At first glance it would seem that even a half-baked passport program would, by nature of its existence, greatly improve the scope of the current testing infrastructure. But it appears all passport-related blood tests will be scheduled (i.e. the players know they are coming). Will the ITF increase blood tests four-fold to build each profile, and then pay for unannounced, out-of-competition tests on top of that?
The ITF’s proposed improvements made for great publicity, but with no apparent timeline or strategy for initiating the program, one can’t help but wonder if it’s a diversion tactic designed to halt a steady stream of criticism. After all, the news is coming from ITF President Francesco Ricci Bitti who has volunteered gems like this:
"I am not as pretentious as to think that we can catch all cheats.

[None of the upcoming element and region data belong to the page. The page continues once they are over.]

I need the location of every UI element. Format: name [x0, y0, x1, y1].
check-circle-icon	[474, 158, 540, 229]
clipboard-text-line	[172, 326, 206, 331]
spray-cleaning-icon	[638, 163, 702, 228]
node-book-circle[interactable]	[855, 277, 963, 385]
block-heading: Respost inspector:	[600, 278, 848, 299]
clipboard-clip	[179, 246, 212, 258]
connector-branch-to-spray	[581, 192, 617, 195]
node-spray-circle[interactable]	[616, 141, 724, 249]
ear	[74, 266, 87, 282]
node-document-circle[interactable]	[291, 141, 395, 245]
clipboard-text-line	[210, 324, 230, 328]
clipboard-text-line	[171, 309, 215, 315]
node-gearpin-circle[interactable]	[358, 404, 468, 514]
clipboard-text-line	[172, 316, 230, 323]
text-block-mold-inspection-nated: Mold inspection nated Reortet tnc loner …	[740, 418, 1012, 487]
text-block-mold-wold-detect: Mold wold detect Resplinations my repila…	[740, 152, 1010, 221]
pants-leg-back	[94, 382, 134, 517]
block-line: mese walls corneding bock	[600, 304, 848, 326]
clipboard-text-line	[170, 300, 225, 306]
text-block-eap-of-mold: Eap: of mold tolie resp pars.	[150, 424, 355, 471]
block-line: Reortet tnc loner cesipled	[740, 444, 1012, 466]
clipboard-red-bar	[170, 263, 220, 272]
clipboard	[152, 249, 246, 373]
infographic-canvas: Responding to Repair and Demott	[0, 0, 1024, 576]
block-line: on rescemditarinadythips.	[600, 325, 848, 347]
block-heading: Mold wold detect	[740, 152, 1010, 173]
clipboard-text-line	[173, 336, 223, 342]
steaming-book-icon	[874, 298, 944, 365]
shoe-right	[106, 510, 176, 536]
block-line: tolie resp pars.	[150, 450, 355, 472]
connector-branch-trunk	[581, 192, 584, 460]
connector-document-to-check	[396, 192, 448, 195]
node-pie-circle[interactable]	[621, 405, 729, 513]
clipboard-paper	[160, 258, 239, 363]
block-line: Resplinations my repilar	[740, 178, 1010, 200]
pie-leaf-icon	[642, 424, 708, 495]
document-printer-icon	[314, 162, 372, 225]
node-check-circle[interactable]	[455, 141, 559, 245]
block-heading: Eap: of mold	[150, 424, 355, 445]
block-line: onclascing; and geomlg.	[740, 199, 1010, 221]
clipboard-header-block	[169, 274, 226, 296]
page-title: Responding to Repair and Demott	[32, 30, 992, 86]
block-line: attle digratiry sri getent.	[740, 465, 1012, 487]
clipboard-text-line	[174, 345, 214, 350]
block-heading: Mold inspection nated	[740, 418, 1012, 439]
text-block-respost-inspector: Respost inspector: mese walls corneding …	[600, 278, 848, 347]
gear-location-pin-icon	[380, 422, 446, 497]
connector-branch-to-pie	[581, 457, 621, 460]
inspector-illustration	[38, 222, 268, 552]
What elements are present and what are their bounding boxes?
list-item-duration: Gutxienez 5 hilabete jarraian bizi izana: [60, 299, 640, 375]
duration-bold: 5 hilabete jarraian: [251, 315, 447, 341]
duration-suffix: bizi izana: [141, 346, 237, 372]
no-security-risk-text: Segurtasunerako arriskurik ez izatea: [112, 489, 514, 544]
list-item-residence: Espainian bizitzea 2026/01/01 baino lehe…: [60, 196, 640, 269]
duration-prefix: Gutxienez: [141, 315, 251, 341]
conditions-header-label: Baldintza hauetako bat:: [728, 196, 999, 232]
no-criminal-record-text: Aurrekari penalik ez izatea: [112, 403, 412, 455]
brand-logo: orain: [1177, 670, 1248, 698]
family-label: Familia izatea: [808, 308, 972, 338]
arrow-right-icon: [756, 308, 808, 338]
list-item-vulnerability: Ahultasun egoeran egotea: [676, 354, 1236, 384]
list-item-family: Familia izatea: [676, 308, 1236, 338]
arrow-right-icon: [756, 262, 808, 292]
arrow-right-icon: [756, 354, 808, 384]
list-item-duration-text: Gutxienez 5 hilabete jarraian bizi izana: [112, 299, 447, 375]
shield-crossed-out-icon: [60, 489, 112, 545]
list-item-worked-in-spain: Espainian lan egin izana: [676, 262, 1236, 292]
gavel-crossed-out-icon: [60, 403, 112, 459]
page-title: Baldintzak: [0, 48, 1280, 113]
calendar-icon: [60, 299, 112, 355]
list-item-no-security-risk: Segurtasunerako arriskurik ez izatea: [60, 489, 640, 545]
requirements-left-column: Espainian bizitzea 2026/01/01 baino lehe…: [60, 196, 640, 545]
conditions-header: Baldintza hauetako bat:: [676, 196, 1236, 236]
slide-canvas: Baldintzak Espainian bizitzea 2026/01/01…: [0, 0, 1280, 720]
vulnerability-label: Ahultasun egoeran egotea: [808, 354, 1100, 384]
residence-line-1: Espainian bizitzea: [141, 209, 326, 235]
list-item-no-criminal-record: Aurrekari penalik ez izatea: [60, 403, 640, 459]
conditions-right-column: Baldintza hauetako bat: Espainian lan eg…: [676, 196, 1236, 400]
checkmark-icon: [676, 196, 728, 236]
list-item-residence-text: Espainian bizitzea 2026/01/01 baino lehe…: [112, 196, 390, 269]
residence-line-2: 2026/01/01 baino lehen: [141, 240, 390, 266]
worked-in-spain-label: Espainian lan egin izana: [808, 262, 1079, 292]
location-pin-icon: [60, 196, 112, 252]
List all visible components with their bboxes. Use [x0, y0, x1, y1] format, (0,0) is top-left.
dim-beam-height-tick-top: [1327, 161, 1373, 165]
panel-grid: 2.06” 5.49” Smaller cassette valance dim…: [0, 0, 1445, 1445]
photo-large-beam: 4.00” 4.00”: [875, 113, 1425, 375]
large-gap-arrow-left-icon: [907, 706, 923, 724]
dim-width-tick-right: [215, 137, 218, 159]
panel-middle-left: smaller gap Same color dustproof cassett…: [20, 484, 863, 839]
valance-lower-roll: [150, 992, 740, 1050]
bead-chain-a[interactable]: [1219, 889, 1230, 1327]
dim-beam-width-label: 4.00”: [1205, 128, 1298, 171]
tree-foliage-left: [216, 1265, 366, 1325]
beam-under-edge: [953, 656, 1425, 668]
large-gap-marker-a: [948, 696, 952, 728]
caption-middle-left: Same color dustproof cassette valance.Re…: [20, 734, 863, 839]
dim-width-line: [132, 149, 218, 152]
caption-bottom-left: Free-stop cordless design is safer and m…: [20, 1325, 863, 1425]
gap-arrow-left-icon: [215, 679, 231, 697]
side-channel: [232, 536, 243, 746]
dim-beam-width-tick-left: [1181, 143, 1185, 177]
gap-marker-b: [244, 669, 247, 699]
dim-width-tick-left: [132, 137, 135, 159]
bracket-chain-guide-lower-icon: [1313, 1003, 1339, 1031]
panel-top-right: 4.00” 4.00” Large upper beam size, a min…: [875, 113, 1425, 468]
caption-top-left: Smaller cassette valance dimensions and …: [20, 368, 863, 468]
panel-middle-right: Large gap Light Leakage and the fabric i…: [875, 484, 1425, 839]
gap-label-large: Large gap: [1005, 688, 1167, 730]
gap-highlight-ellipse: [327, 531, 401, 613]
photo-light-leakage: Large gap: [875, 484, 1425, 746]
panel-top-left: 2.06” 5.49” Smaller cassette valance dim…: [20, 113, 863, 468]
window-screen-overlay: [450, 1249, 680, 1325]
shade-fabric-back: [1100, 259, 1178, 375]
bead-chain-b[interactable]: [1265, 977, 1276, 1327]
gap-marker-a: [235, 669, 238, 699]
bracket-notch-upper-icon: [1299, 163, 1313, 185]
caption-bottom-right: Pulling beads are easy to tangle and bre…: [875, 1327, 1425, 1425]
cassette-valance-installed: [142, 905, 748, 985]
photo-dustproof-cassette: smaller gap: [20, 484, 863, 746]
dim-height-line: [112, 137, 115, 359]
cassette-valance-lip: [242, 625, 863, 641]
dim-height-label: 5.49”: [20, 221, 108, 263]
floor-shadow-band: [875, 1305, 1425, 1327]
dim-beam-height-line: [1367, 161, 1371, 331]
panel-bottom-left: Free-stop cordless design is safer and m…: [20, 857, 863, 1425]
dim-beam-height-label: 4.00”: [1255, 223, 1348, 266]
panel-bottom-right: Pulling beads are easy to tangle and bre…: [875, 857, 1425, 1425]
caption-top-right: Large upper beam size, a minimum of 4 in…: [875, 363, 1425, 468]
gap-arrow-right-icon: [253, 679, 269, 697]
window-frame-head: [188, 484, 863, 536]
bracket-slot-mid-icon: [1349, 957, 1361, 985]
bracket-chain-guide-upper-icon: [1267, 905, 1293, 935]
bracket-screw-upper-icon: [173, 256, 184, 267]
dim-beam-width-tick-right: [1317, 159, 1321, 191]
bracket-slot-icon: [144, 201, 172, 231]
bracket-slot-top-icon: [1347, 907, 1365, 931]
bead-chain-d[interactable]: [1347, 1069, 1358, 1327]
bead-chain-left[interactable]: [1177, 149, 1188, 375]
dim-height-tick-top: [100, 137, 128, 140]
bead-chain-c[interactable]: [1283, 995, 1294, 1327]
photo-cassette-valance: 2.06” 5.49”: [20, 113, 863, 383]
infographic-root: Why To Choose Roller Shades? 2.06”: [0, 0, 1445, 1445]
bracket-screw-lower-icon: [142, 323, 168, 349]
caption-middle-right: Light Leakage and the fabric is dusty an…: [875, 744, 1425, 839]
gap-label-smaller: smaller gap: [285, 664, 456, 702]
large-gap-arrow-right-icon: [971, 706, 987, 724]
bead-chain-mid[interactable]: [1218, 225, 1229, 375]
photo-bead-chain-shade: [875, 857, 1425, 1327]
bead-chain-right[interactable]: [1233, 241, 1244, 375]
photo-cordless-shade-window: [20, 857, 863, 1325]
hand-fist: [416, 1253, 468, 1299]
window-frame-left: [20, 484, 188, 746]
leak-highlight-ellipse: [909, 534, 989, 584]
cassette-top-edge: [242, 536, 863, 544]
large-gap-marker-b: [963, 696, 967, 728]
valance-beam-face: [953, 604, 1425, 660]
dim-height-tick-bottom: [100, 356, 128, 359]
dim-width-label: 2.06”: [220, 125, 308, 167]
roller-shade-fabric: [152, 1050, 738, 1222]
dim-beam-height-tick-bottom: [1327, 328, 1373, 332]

But I am confident that tennis is a clean sport.”
“I say we can only be proud, because we started very early in anti-doping, and we believe we have a quality program.”
And this, in reference to players’ claims that they are being tested less now than they were several years ago:
“I don't think they are right. But it's a bit strange. They change their minds a lot."
Remarks from Stuart Miller, head of the ITF’s anti-doping arm, have been equally unsettling. Miller has insisted multiple times that tennis is a skill sport in which players wouldn’t necessarily benefit from systematic doping. If Ricci Bitti and Miller aren’t convinced there was a problem in the first place, it seems unlikely they will invest the necessary time and money in creating a new anti-doping culture.
Perhaps that’s why Don Catlin, widely regarded as a founder of modern drug testing, described the move as “grandstanding.” Catlin also said the increased budget is still too low, and tennis is “far behind other sports” in its testing efforts.
"I would tell them not to bother," he told the Guardian UK. "They're better off to increase the number of tests they do rather than spend it all on the passport. Doubling or tripling urine tests would be of more value than starting a passport because you need such a long lead-in. You need data over four or five years."
It appears the initial optimism regarding the ITF’s seemingly newfound resolve may have been a bit premature, but all is not lost. Doping talk is now as trendy as Rafa’s new short-shorts, and that’s a good thing. Players are becoming educated on the inadequacy of the system charged with keeping tennis clean, and the mainstream media is covering the transition.
While players and writers can’t accuse unless they’ve personally seen [insert star athlete here] hiding under a massage table self-administering a post-match dose of EPO, they should never shy away from discussion because a topic is considered taboo. In this case, questions have promoted change, if minor, for the ITF Anti-Doping Program. The proof is in the Passport. Now if only the ITF would improve organizational transparency by announcing positive tests and provisional suspensions immediately after they happen…
When it comes to public discourse and sports reporting, Grantland’s Bill Simmons summed it up in his recent essay “Daring to Ask the PED Question”:
“What are we hiding from? Who are we protecting? What's the difference between wondering if [star running back, Adrian] Peterson had help with his comeback and wondering if he's going to break [Eric] Dickerson's record? Either way, we're just speculating, right? Well, that's what we do…WE SPECULATE ON STUFF!!!!!!!"